Nashville doesn't have Robert Altman to kick around anymore.
The filmmaker -- legendary in Hollywood and once reviled in Nashville -- died last night in Los Angeles at 81.
In 1974, Altman and a large entourage came to town to shoot Nashville, a movie meant to be less about the city than it was about the state of American politics and culture in the post-Watergate era. The director had attained recent fame for M*A*S*H, his 1970 Korean War blockbuster that spawned one of the most successful television series in history. The star power of his cast, including Lily Tomlin, Ned Beatty and Keith Carradine, left the city abuzz. Hundreds of locals took part in the production as extras for scenes filmed at locations such as Centennial Park.
Around the same time, Burt Reynolds was in town to film W.W. and the Dixie Dancekings, and it seemed to many locals that little old Nashville was on the verge of celluloid validation as a place worth paying attention to.

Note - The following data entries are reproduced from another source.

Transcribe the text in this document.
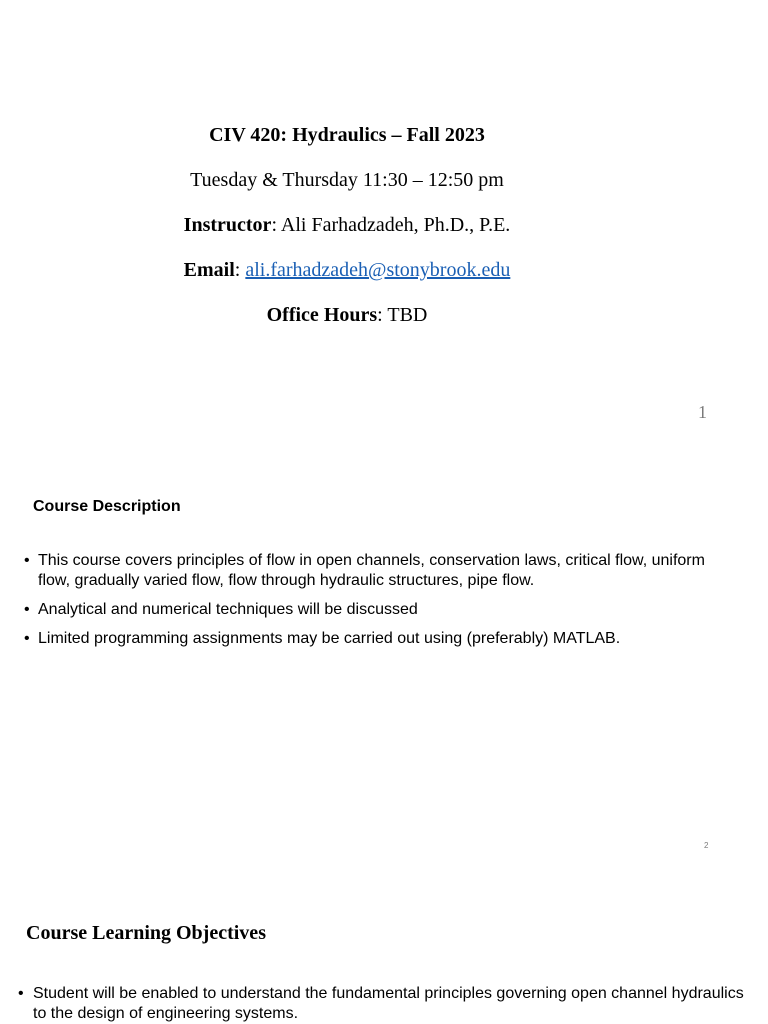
CIV 420: Hydraulics – Fall 2023
Tuesday & Thursday 11:30 – 12:50 pm
Instructor: Ali Farhadzadeh, Ph.D., P.E.
Email: ali.farhadzadeh@stonybrook.edu
Office Hours: TBD
1
Course Description
• This course covers principles of flow in open channels, conservation laws, critical flow, uniform flow, gradually varied flow, flow through hydraulic structures, pipe flow.
• Analytical and numerical techniques will be discussed
• Limited programming assignments may be carried out using (preferably) MATLAB.
2
Course Learning Objectives
• Student will be enabled to understand the fundamental principles governing open channel hydraulics to the design of engineering systems.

And then Altman's flick came out. It depicted the Music City as Bumpkin Central Station, a sort of Peyton Place-meets-Appalachia. When a character modeled on Loretta Lynn is assassinated, for instance, the crowd of locals who have witnessed the shooting breaks into insipid song. "I tell you what, if it had been Loretta Lynn shot we would not have been nodding and clapping," wrote humorist Roy Blount Jr., who had been an extra in that crowd, in an essay for the 2001 book Nashville: An American Self-Portrait. "We would have been weeping and looking to kill the sumbitch that shot her. But since it was a movie, we were smiling and playing along with whatever the gag was."
A December 1975 issue of the middlebrow newspaper insert Family Weekly captured the tenor of the city's reaction to the movie that all the "big film critics" were cooing about. By presenting a portrait of "self-indulgence, confusion, hypocrisy, insensitivity, violence and greed," Altman had raised plenty of hackles on Music Row (where such attributes are surely never to be found). Lynn Anderson announced that she was "personally affronted." Minnie Pearl called the film’s music "terrible." Webb Pierce said if Altman ever came back to town, he would "get hanged."
If the music industry itself hated the film, then the business community and high society of Nashville were perhaps even more appalled. West Nashville suburbanites in those days commonly referred to the "music people" as a population segment to be tolerated from a distance, at best. There was, and arguably still is, a sense among local patricians that the nationwide success of locally produced TV show "Hee-Haw" did lasting harm to the city's image with its caricature of a barefoot-and-pregnant society. Altman was just rubbing salt in that wound.
Nashville went on to be nominated for five Oscars, winning one: Best music. Altman himself received an honorary Oscar for his life's work earlier this year. And the United States National Film Registry has selected two of his films for preservation: M*A*S*H and Nashville.